In der Landwirtschaft ist jedes Jahr ein neues Spiel. Die Natur stellt uns stets vor Herausforderungen. Daneben geht es mir darum, meine bestehenden Säfte immer weiter zu verfeinern, sie immer edler und eleganter zu machen.

Mir geht es bei allem – auch bei der Sortenvielfalt – nicht um ein MEHR, sondern um ein BESSER. So gibt es nicht immer neue Sorten, eher werden manchmal welche ausgetauscht.

Wohin reisen die Kohl Apfelsäfte mittlerweile?

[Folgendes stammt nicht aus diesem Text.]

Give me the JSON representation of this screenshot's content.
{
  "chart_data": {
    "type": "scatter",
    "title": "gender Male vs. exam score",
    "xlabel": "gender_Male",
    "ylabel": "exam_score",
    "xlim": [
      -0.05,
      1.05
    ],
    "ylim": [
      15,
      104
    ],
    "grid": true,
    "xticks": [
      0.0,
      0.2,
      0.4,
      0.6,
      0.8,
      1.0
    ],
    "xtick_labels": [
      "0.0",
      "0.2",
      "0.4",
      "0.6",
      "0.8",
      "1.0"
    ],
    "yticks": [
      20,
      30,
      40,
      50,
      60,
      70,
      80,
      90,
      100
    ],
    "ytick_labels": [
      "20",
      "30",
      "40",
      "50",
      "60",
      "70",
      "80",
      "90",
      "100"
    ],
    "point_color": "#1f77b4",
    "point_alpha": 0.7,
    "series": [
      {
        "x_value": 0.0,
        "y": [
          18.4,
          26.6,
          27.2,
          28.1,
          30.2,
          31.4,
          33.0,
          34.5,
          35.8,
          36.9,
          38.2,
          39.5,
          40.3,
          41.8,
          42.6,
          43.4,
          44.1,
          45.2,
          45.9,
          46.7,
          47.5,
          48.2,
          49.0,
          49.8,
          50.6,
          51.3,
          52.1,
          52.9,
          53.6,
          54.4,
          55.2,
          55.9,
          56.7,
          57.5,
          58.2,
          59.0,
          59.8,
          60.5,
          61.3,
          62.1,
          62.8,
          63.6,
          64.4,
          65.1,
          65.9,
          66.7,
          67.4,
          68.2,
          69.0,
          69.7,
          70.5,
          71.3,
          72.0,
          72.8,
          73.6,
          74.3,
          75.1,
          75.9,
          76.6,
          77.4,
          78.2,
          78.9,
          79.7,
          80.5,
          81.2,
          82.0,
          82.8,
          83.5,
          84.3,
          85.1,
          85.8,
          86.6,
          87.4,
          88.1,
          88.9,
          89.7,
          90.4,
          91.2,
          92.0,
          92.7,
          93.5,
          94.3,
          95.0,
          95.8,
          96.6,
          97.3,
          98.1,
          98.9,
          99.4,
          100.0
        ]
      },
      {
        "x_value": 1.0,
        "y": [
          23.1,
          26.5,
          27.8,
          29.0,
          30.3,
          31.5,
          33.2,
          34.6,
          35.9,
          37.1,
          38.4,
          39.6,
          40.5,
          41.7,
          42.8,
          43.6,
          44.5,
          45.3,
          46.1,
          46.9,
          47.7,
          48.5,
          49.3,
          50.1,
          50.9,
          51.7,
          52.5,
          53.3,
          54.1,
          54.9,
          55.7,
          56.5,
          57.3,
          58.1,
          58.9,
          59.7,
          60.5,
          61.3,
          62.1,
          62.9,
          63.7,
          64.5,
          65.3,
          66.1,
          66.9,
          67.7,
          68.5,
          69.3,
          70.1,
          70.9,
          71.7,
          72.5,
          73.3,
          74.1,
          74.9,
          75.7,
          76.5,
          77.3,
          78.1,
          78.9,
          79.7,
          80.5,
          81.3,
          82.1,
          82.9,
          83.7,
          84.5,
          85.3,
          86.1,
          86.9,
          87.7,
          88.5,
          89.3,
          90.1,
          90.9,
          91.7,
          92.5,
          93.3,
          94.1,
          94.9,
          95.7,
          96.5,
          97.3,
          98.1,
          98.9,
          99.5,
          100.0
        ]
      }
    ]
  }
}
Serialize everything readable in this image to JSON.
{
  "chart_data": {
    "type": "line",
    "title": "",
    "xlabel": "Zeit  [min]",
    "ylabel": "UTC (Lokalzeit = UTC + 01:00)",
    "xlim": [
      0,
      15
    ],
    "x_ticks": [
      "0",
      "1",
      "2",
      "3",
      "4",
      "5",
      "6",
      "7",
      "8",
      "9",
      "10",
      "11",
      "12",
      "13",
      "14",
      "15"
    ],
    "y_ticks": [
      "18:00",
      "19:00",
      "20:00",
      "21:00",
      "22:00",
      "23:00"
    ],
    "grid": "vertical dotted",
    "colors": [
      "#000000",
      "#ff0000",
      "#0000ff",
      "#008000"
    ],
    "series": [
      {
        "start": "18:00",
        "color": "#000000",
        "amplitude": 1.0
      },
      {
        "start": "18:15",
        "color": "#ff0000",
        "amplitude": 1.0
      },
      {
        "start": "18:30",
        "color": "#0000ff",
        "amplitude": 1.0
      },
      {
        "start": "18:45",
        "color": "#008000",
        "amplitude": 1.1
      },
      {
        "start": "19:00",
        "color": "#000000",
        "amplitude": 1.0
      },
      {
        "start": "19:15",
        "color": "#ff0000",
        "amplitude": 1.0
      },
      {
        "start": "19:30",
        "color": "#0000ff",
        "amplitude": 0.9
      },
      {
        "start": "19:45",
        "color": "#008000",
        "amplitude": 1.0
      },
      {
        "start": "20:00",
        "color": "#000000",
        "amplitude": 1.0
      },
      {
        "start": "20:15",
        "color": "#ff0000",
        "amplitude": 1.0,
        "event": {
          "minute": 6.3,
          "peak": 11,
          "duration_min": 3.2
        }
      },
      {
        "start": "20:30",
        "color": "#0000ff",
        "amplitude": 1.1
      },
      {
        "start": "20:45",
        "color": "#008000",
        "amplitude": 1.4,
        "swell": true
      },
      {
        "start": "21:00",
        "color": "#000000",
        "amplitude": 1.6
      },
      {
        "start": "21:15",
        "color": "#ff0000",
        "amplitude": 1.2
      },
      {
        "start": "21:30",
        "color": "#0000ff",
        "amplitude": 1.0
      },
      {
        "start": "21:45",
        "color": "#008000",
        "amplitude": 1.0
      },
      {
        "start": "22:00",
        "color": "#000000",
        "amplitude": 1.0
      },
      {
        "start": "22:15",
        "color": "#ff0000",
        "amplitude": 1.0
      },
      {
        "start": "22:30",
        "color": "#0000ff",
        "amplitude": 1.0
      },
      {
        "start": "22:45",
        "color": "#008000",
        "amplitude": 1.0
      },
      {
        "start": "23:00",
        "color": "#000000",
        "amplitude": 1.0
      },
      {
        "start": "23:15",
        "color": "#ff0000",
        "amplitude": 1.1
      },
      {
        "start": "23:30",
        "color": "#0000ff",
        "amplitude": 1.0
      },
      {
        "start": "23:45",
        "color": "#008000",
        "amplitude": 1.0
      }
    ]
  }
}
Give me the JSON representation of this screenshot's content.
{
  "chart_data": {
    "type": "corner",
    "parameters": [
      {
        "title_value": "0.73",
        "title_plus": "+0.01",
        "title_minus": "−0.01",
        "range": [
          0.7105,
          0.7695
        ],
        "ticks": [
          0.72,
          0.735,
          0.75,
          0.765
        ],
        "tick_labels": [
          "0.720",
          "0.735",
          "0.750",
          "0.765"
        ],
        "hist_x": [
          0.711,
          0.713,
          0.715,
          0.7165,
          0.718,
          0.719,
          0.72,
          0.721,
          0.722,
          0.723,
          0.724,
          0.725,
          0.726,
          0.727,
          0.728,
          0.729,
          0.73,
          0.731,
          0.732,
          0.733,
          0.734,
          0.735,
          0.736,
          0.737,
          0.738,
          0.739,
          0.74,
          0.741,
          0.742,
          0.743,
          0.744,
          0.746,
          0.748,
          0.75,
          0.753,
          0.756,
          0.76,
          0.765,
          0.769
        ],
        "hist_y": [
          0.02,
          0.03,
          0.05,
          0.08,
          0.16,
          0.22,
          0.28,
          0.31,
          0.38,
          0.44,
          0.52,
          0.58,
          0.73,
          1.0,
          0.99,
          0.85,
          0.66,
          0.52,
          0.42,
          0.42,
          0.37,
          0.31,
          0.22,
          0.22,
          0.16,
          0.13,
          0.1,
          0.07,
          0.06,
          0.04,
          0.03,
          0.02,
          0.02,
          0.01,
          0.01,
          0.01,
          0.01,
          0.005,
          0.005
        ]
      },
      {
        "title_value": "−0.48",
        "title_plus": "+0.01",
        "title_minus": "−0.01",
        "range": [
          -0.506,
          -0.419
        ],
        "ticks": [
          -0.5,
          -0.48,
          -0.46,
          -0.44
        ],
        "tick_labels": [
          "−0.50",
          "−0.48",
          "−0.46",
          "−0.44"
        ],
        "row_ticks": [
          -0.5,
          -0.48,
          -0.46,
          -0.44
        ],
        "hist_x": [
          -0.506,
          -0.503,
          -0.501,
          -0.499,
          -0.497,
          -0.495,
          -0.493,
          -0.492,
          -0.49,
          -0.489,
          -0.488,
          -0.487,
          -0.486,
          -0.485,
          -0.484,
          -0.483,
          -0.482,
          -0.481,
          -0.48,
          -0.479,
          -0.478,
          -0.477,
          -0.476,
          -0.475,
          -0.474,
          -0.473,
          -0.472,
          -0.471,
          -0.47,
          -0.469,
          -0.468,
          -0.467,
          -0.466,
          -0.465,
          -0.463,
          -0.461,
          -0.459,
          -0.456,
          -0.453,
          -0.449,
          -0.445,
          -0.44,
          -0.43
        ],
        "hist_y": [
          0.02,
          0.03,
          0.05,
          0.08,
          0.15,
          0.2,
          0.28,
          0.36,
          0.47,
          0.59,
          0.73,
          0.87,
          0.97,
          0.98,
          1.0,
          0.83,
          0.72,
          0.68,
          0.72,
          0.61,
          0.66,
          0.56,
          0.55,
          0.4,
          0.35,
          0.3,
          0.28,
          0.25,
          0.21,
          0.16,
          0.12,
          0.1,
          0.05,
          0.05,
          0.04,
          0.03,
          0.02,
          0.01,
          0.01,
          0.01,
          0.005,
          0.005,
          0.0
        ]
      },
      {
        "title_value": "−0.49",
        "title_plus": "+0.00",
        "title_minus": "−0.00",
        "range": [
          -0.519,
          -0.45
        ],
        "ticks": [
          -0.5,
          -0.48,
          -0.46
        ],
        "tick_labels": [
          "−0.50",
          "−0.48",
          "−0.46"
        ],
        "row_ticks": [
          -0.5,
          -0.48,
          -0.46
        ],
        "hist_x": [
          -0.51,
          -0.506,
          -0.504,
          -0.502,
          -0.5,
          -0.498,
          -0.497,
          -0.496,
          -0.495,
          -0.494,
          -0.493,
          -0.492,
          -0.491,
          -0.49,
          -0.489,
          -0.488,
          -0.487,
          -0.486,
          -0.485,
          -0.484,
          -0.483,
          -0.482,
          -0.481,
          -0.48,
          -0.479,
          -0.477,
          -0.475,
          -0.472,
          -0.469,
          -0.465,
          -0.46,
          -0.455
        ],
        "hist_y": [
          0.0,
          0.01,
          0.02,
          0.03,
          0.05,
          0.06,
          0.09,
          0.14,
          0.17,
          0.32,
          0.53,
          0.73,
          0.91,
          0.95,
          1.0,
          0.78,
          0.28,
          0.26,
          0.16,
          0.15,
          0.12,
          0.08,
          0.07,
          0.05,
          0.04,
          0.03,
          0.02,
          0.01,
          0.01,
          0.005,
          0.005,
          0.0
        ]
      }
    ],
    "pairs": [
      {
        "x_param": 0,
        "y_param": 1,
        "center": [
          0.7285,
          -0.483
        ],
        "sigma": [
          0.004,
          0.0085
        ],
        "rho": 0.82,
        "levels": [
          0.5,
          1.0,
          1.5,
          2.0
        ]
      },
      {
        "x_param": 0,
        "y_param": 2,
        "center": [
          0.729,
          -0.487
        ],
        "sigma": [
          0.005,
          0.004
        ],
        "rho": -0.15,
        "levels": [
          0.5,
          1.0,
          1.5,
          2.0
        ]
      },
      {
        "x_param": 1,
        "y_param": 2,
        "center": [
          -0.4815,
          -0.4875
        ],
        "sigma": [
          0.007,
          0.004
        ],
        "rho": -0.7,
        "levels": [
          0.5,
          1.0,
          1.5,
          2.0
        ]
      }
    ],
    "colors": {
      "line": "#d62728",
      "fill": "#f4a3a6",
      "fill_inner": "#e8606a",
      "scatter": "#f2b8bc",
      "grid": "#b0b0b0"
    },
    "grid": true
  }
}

In Europa sind wir mittlerweile in vielen Ländern vertreten. Die Nachfrage aus Japan, Südkorea und Taiwan nimmt zu, und der Schritt in den US-amerikanischen Markt wird gerade vorbereitet.

Was mich entzückt: Letztes Wochenende war ich am Gardasee. In einer Bar höre ich eine junge Frau, die sich freut, weil sie Apfelsaft von Kohl bestellen kann.

Was hat sich in 20 Jahren Landwirtschaft verändert?

Wer mit der Natur arbeitet, achtet besonders auf Veränderungen. Unsere Äpfel wachsen am Ritten, hoch oben am Berg. Wenn die Sommer wärmer werden, ist das für uns noch kein Problem. Was uns sehr wohl beschäftigt, ist das Wasser. Niederschläge werden merkbar weniger, wir müssen weit mehr eingreifen als früher.

Was geblieben ist, sind die herbstlichen Temperaturunterschiede zwischen Tag und Nacht. Sie sind wichtig für die letzte Phase der Reife, bevor wir mit der Ernte beginnen.

Vielen Dank für das Gespräch und alles Gute für die Zukunft!